Sine Mora Reviews

  • GeoffistophelesGeoffistopheles934,116
    24 Aug 2012
    15 0 0
    Sine Mora is a dieselpunk shoot 'em up with a large focus on time manipulation as a gameplay mechanic. It caters primarily to those first getting into the genre while retaining enough difficulty in other modes to reel in seasoned players.

    As a sidescrolling shoot 'em up, the very basic premise is a standard arcade game. Fly around from one direction to the next, shoot the enemies, gain powerups, fight bosses. Powerups range from adding more time to the level, extra firepower and weapons to one-time use shields and saves from death.

    The first noticeable feature is time as a health bar. Rather than getting hit once and immediately dying, getting hit reduces the time limit and scatters your powerups. Conversely, destroying enemies adds time to the stage. This is one of the main reasons why this makes an excellent start into the genre - a lighter degree of difficulty and not as severe a punishment for death.

    In addition to limited-use subweapons, time continues to make an appearance in the capsule, which allows you to deploy an ability in case the game's difficulty catches up to you. Options include slowing down time to evade better, rolling back time to take another swing at a difficult pattern, or deploying a reflection shield to protect from bullets.

    The game fully expects you to play from start to finish, and thus you are able to keep powerups from one stage into the next. Starting halfway through the story will bring you in without any powerups and may make some stages harder than they have to be.

    The story follows two separate paths. The first path follows Ronotra Koss on his quest for revenge against the men who killed his son. The second path follows Akyta Dryad and the Resistance against the Empire in what is dubbed the Eternal War. Both stories are told at once, with half of a stage going to a given path.

    With time playing a large role in things, stages are revisted and differing points of history, flying through the same or similar stages, only with different enemies. For example, what was once a militarized canyon in revisited in the next stage as a lightly inhabited lagoon.

    While there is some dialogue in the stages themselves, most of the story presents within subtitled exposition points at the beginning and end of the stages. Once again, with time playing a large role, the story can be somewhat disjointed, and it's up to the player to put it together in the correct order.

    There are three major modes within Sine Mora and four separate difficulty levels. However, all difficulties are not available in any mode.

    Story Mode is the entrance into the game, and as such can only be played on Easy and Normal mode. Pilots, planes and the Speed Up capsule are all selected for you, giving a good feel for each pilot and plane before taking on a more difficult mode. Neither difficulty is very demanding, as the game is very liberal in granting handicaps, especially at early levels.

    Arcade Mode removes all story elements from the game and is for more serious players, only available on Hard and Insane difficulty. Pilots, planes and capsules are left up to the player's discretion. Score Attack is similar, but only lets you play a single stage. Hard is the game's intended difficulty, and the only difference on Insane is that enemies explode into more bullets. Once you get used to Hard, the game doesn't offer that much more.
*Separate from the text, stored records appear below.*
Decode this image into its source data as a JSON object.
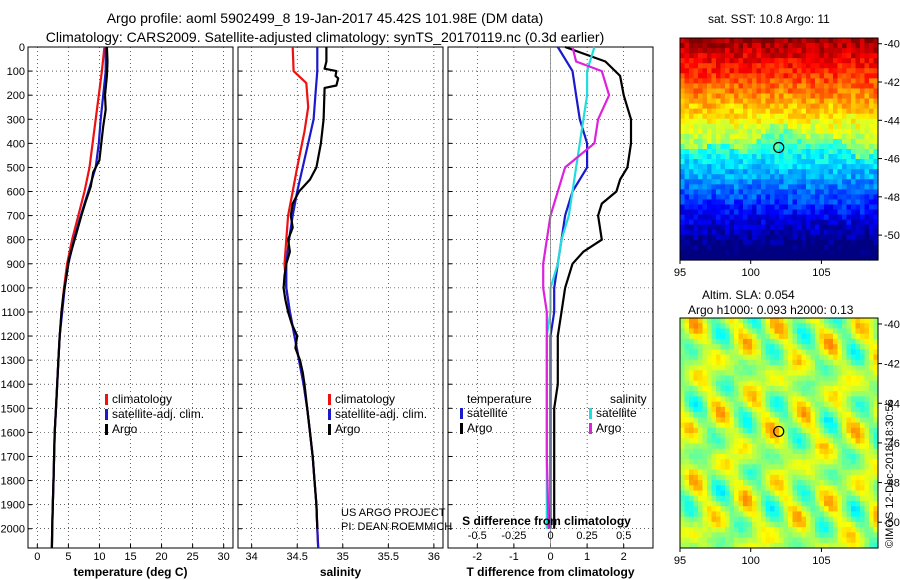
{
  "header": {
    "line1": "Argo profile: aoml 5902499_8 19-Jan-2017 45.42S 101.98E (DM data)",
    "line2": "Climatology: CARS2009. Satellite-adjusted climatology: synTS_20170119.nc (0.3d earlier)"
  },
  "credit": {
    "line1": "US ARGO PROJECT",
    "line2": "PI: DEAN ROEMMICH"
  },
  "watermark": "©IMOS 12-Dec-2018 18:30:56",
  "sst_title": "sat. SST: 10.8 Argo: 11",
  "sla_title1": "Altim. SLA: 0.054",
  "sla_title2": "Argo h1000: 0.093 h2000: 0.13",
  "colors": {
    "climatology": "#ee1111",
    "satellite": "#1a1acc",
    "argo": "#000000",
    "sal_satellite": "#22dddd",
    "sal_argo": "#dd22dd"
  },
  "chart_data": [
    {
      "type": "line",
      "id": "temperature",
      "xlabel": "temperature (deg C)",
      "ylabel": "depth",
      "xlim": [
        -1.5,
        31.5
      ],
      "ylim": [
        2080,
        0
      ],
      "xticks": [
        0,
        5,
        10,
        15,
        20,
        25,
        30
      ],
      "yticks": [
        0,
        100,
        200,
        300,
        400,
        500,
        600,
        700,
        800,
        900,
        1000,
        1100,
        1200,
        1300,
        1400,
        1500,
        1600,
        1700,
        1800,
        1900,
        2000
      ],
      "legend": [
        "climatology",
        "satellite-adj. clim.",
        "Argo"
      ],
      "series": [
        {
          "name": "climatology",
          "color": "#ee1111",
          "points": [
            [
              10.8,
              0
            ],
            [
              10.4,
              100
            ],
            [
              9.9,
              200
            ],
            [
              9.4,
              300
            ],
            [
              8.9,
              400
            ],
            [
              8.4,
              500
            ],
            [
              7.6,
              600
            ],
            [
              6.6,
              700
            ],
            [
              5.6,
              800
            ],
            [
              4.8,
              900
            ],
            [
              4.3,
              1000
            ],
            [
              3.9,
              1100
            ],
            [
              3.6,
              1200
            ],
            [
              3.4,
              1300
            ],
            [
              3.2,
              1400
            ],
            [
              3.0,
              1500
            ],
            [
              2.8,
              1600
            ],
            [
              2.7,
              1700
            ],
            [
              2.6,
              1800
            ],
            [
              2.5,
              1900
            ],
            [
              2.4,
              2000
            ],
            [
              2.35,
              2080
            ]
          ]
        },
        {
          "name": "satellite-adj. clim.",
          "color": "#1a1acc",
          "points": [
            [
              11.0,
              0
            ],
            [
              11.0,
              100
            ],
            [
              10.6,
              200
            ],
            [
              10.2,
              300
            ],
            [
              9.9,
              400
            ],
            [
              9.4,
              500
            ],
            [
              8.2,
              600
            ],
            [
              7.0,
              700
            ],
            [
              5.9,
              800
            ],
            [
              5.0,
              900
            ],
            [
              4.4,
              1000
            ],
            [
              4.0,
              1100
            ],
            [
              3.6,
              1200
            ],
            [
              3.4,
              1300
            ],
            [
              3.2,
              1400
            ],
            [
              3.0,
              1500
            ],
            [
              2.8,
              1600
            ],
            [
              2.7,
              1700
            ],
            [
              2.6,
              1800
            ],
            [
              2.5,
              1900
            ],
            [
              2.4,
              2000
            ],
            [
              2.35,
              2080
            ]
          ]
        },
        {
          "name": "Argo",
          "color": "#000000",
          "points": [
            [
              11.2,
              0
            ],
            [
              11.3,
              60
            ],
            [
              11.2,
              120
            ],
            [
              10.9,
              200
            ],
            [
              11.0,
              260
            ],
            [
              10.6,
              330
            ],
            [
              10.3,
              400
            ],
            [
              10.0,
              470
            ],
            [
              9.0,
              520
            ],
            [
              8.6,
              580
            ],
            [
              7.8,
              640
            ],
            [
              7.1,
              700
            ],
            [
              6.0,
              800
            ],
            [
              5.1,
              880
            ],
            [
              4.7,
              950
            ],
            [
              4.2,
              1030
            ],
            [
              3.9,
              1100
            ],
            [
              3.6,
              1200
            ],
            [
              3.4,
              1300
            ],
            [
              3.2,
              1400
            ],
            [
              3.0,
              1500
            ],
            [
              2.8,
              1600
            ],
            [
              2.7,
              1700
            ],
            [
              2.6,
              1800
            ],
            [
              2.5,
              1900
            ],
            [
              2.4,
              2000
            ],
            [
              2.35,
              2080
            ]
          ]
        }
      ]
    },
    {
      "type": "line",
      "id": "salinity",
      "xlabel": "salinity",
      "ylabel": "depth",
      "xlim": [
        33.85,
        36.1
      ],
      "ylim": [
        2080,
        0
      ],
      "xticks": [
        34,
        34.5,
        35,
        35.5,
        36
      ],
      "legend": [
        "climatology",
        "satellite-adj. clim.",
        "Argo"
      ],
      "series": [
        {
          "name": "climatology",
          "color": "#ee1111",
          "points": [
            [
              34.45,
              0
            ],
            [
              34.46,
              100
            ],
            [
              34.6,
              150
            ],
            [
              34.62,
              250
            ],
            [
              34.58,
              350
            ],
            [
              34.5,
              500
            ],
            [
              34.45,
              600
            ],
            [
              34.4,
              700
            ],
            [
              34.38,
              800
            ],
            [
              34.36,
              900
            ],
            [
              34.38,
              1000
            ],
            [
              34.42,
              1100
            ],
            [
              34.47,
              1200
            ],
            [
              34.52,
              1300
            ],
            [
              34.57,
              1400
            ],
            [
              34.61,
              1500
            ],
            [
              34.64,
              1600
            ],
            [
              34.67,
              1700
            ],
            [
              34.69,
              1800
            ],
            [
              34.71,
              1900
            ],
            [
              34.72,
              2000
            ],
            [
              34.73,
              2080
            ]
          ]
        },
        {
          "name": "satellite-adj. clim.",
          "color": "#1a1acc",
          "points": [
            [
              34.72,
              0
            ],
            [
              34.72,
              100
            ],
            [
              34.7,
              200
            ],
            [
              34.68,
              300
            ],
            [
              34.62,
              400
            ],
            [
              34.56,
              500
            ],
            [
              34.5,
              600
            ],
            [
              34.45,
              700
            ],
            [
              34.41,
              800
            ],
            [
              34.38,
              900
            ],
            [
              34.38,
              1000
            ],
            [
              34.42,
              1100
            ],
            [
              34.47,
              1200
            ],
            [
              34.52,
              1300
            ],
            [
              34.57,
              1400
            ],
            [
              34.61,
              1500
            ],
            [
              34.64,
              1600
            ],
            [
              34.67,
              1700
            ],
            [
              34.69,
              1800
            ],
            [
              34.71,
              1900
            ],
            [
              34.72,
              2000
            ],
            [
              34.73,
              2080
            ]
          ]
        },
        {
          "name": "Argo",
          "color": "#000000",
          "points": [
            [
              34.82,
              0
            ],
            [
              34.82,
              60
            ],
            [
              34.8,
              90
            ],
            [
              34.93,
              100
            ],
            [
              34.92,
              120
            ],
            [
              34.95,
              130
            ],
            [
              34.93,
              160
            ],
            [
              34.8,
              170
            ],
            [
              34.79,
              300
            ],
            [
              34.76,
              400
            ],
            [
              34.71,
              500
            ],
            [
              34.64,
              550
            ],
            [
              34.52,
              600
            ],
            [
              34.45,
              650
            ],
            [
              34.43,
              700
            ],
            [
              34.45,
              750
            ],
            [
              34.4,
              800
            ],
            [
              34.42,
              850
            ],
            [
              34.38,
              900
            ],
            [
              34.36,
              950
            ],
            [
              34.35,
              1000
            ],
            [
              34.37,
              1050
            ],
            [
              34.4,
              1100
            ],
            [
              34.44,
              1150
            ],
            [
              34.5,
              1200
            ],
            [
              34.48,
              1250
            ],
            [
              34.53,
              1300
            ],
            [
              34.56,
              1350
            ],
            [
              34.58,
              1400
            ],
            [
              34.61,
              1500
            ],
            [
              34.64,
              1600
            ],
            [
              34.67,
              1700
            ],
            [
              34.69,
              1800
            ],
            [
              34.71,
              1900
            ],
            [
              34.72,
              2000
            ]
          ]
        }
      ]
    },
    {
      "type": "line",
      "id": "difference",
      "xlabel": "T difference from climatology",
      "xlabel2": "S difference from climatology",
      "xlim": [
        -2.8,
        2.8
      ],
      "ylim": [
        2080,
        0
      ],
      "xticks": [
        -2,
        -1,
        0,
        1,
        2
      ],
      "xticks2": [
        {
          "v": -2,
          "t": "-0.5"
        },
        {
          "v": -1,
          "t": "-0.25"
        },
        {
          "v": 0,
          "t": "0"
        },
        {
          "v": 1,
          "t": "0.25"
        },
        {
          "v": 2,
          "t": "0.5"
        }
      ],
      "legend_left_title": "temperature",
      "legend_right_title": "salinity",
      "legend_left": [
        "satellite",
        "Argo"
      ],
      "legend_right": [
        "satellite",
        "Argo"
      ],
      "series": [
        {
          "name": "T satellite",
          "color": "#1a1acc",
          "points": [
            [
              0.2,
              0
            ],
            [
              0.6,
              100
            ],
            [
              0.7,
              200
            ],
            [
              0.8,
              300
            ],
            [
              1.0,
              400
            ],
            [
              1.0,
              500
            ],
            [
              0.6,
              600
            ],
            [
              0.4,
              700
            ],
            [
              0.3,
              800
            ],
            [
              0.2,
              900
            ],
            [
              0.1,
              1000
            ],
            [
              0.1,
              1100
            ],
            [
              0.0,
              1200
            ],
            [
              0.0,
              1300
            ],
            [
              0.0,
              1500
            ],
            [
              0.0,
              1800
            ],
            [
              0.0,
              2000
            ]
          ]
        },
        {
          "name": "T Argo",
          "color": "#000000",
          "points": [
            [
              0.4,
              0
            ],
            [
              1.5,
              60
            ],
            [
              1.9,
              120
            ],
            [
              2.0,
              200
            ],
            [
              2.2,
              300
            ],
            [
              2.2,
              400
            ],
            [
              2.1,
              500
            ],
            [
              1.9,
              550
            ],
            [
              1.8,
              600
            ],
            [
              1.4,
              650
            ],
            [
              1.3,
              700
            ],
            [
              1.4,
              800
            ],
            [
              0.9,
              850
            ],
            [
              0.6,
              900
            ],
            [
              0.4,
              1000
            ],
            [
              0.3,
              1100
            ],
            [
              0.2,
              1200
            ],
            [
              0.2,
              1300
            ],
            [
              0.2,
              1400
            ],
            [
              0.1,
              1500
            ],
            [
              0.1,
              1700
            ],
            [
              0.1,
              2000
            ]
          ]
        },
        {
          "name": "S satellite",
          "color": "#22dddd",
          "points": [
            [
              1.2,
              0
            ],
            [
              1.0,
              100
            ],
            [
              1.0,
              200
            ],
            [
              0.9,
              300
            ],
            [
              0.8,
              400
            ],
            [
              0.7,
              500
            ],
            [
              0.6,
              600
            ],
            [
              0.5,
              700
            ],
            [
              0.3,
              800
            ],
            [
              0.2,
              900
            ],
            [
              0.0,
              1000
            ],
            [
              0.0,
              1100
            ],
            [
              -0.1,
              1200
            ],
            [
              -0.1,
              1300
            ],
            [
              -0.1,
              1500
            ],
            [
              -0.1,
              1800
            ],
            [
              -0.1,
              2000
            ]
          ]
        },
        {
          "name": "S Argo",
          "color": "#dd22dd",
          "points": [
            [
              0.6,
              0
            ],
            [
              0.7,
              60
            ],
            [
              1.4,
              100
            ],
            [
              1.6,
              200
            ],
            [
              1.3,
              300
            ],
            [
              1.2,
              400
            ],
            [
              0.4,
              500
            ],
            [
              0.2,
              600
            ],
            [
              0.0,
              700
            ],
            [
              -0.1,
              800
            ],
            [
              -0.2,
              900
            ],
            [
              -0.2,
              1000
            ],
            [
              -0.1,
              1100
            ],
            [
              -0.1,
              1200
            ],
            [
              -0.1,
              1300
            ],
            [
              -0.1,
              1400
            ],
            [
              -0.1,
              1500
            ],
            [
              -0.1,
              1700
            ],
            [
              -0.05,
              2000
            ]
          ]
        }
      ]
    },
    {
      "type": "heatmap",
      "id": "sst-map",
      "xlim": [
        95,
        109
      ],
      "ylim": [
        -51.3,
        -39.7
      ],
      "xticks": [
        95,
        100,
        105
      ],
      "yticks": [
        -40,
        -42,
        -44,
        -46,
        -48,
        -50
      ],
      "marker": [
        101.98,
        -45.42
      ]
    },
    {
      "type": "heatmap",
      "id": "sla-map",
      "xlim": [
        95,
        109
      ],
      "ylim": [
        -51.3,
        -39.7
      ],
      "xticks": [
        95,
        100,
        105
      ],
      "yticks": [
        -40,
        -42,
        -44,
        -46,
        -48,
        -50
      ],
      "marker": [
        101.98,
        -45.42
      ]
    }
  ]
}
    Finally, Boss Training is exactly what it says on the tin - lets you practice against bosses. Planes, pilots, capsules and amount of powerups can be set in order to recreate a fight against a boss.

    The grahpics certainly do not fail to disappoint. From the details of planes and enemies to the intricate backgrounds, especially in later levels, Sine Mora delivers with breathtaking beauty. They are well aware of this as well, taking a few cutscene moments per stage to circle around an area or enemy to deliver a full view of their work.

    The background music typically matches the stage fairly well, with the music shifting as bosses are fought. The voiceovers are dubbed in Hungarian, which gives the game more of an indie feel. With the action on screen, without adjusting settings, the music has a tendency to disappear behind the firefights.

    Sine Mora approaches this in a different manner - ten of the twelve achievements are obtained by Esteem Levels. Each level has a list of objectives to meet before unlocking the achievement, and levels two through ten include the previous achievement as a prerequisite, meaning they cannot be obtained out of order.

    The objectives are, for the most part, sensibly placed and balanced in terms of difficulty. There are a few objectives requiring a grind, like spending a total twenty minutes in speed up mode, but these are mostly concentrated in one area and aren't especially prevalent.

    This will be a tough completion, especially around the seventh Esteem Level, which is where the game asks you to start beating Arcade Mode. The game will take a bare minimum of 24 hours to complete due to an objective asking for that long, but will likely take closer to 30 or 40 hours.

    Sine Mora is an excellent starting point into the genre, granting many handicaps in an attempt to be more inviting outside of its core audience. Veterans expecting a crazy ride with barely dodgable patterns, however, may be left wanting more from the experience.